Real Estate Institute of NSW director and principal of Bell Property Byron Bay Lennox Head Braden Walters said he was surprised to hear how many travel registrations had been approved.

"There are people who are providing us with those permits but not in obscene amounts," he said.

Mr Walters said most agencies in the region were reporting less than a dozen Sydney buyers per fortnight, who were seemingly abiding by restrictions.

But agencies were bracing for a significant increase in early November.

"I think as soon as the NSW vaccination rate gets to the level it should be, we will see a tsunami of buyers that will get out and make that decision to buy, and I would say aggressively," Mr Walters said.

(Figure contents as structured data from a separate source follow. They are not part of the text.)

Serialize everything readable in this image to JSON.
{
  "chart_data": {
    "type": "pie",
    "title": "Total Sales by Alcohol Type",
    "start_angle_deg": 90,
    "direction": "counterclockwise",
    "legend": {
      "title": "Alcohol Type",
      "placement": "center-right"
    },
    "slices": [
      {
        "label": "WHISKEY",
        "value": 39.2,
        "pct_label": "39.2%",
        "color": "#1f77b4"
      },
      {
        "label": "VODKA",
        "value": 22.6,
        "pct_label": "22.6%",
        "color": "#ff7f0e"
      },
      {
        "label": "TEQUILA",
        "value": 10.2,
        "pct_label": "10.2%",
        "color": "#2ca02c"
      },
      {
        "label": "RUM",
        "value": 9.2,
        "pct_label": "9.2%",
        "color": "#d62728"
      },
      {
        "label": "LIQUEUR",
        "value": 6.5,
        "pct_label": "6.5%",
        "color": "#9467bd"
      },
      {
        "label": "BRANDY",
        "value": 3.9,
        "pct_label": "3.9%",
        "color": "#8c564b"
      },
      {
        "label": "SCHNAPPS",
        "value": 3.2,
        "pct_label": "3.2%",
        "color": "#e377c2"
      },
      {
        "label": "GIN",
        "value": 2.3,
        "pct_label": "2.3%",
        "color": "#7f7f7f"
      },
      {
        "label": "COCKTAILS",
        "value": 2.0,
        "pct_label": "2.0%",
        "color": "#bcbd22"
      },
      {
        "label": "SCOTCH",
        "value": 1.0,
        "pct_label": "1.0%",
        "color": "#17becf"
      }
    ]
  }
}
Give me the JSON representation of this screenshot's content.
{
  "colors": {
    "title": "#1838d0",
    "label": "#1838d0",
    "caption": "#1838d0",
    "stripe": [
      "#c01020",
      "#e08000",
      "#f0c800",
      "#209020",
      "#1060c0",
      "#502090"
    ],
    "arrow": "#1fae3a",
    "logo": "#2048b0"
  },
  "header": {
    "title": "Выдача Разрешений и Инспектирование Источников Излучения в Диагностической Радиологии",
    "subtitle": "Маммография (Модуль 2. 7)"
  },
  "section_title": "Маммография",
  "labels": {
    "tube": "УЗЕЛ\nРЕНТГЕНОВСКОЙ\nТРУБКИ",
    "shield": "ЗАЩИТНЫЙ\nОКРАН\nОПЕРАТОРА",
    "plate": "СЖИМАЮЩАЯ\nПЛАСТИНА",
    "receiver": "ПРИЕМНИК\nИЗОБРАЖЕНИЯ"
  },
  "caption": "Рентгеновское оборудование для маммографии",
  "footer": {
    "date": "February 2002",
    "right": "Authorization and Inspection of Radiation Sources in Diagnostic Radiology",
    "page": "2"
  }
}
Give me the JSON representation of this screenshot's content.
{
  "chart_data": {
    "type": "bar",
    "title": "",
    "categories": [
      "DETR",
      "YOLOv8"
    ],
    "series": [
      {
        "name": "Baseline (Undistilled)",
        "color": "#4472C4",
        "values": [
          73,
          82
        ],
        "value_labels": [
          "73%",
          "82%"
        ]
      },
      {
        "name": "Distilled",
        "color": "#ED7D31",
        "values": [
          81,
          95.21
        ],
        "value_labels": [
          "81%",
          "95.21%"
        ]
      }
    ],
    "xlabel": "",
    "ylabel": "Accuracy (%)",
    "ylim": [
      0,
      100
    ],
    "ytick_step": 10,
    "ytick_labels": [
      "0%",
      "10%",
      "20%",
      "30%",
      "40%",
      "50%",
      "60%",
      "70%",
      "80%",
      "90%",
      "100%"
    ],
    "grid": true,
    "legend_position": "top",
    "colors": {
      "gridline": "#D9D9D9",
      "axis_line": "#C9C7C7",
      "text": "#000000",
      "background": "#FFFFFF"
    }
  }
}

Mr Walters says he hasn't seen huge numbers of Sydney buyers lately, but has a feeling that will change in months to come. (ABC News: Ian Cutmore)

'Calls haven't been answered'

Local government areas in the Northern Rivers region were forced into lockdown in August after a Sydney man and his two teenage children travelled to the region, allegedly to look at real estate.

He was charged with breaching NSW's public health orders and travel restrictions for property inspections have since been tightened, but Ms Saffin said they still did not go far enough.

Cr Lyon said he was at a loss as to how he could protect his community.

"We keep calling for the tightening of restrictions and the removal of some of these reasons and those calls haven't been answered," he said.

Ms Saffin is calling on the NSW government to come up with a regional roadmap.

"We want the consideration of a staged coming-out of the overall lockdown," she said.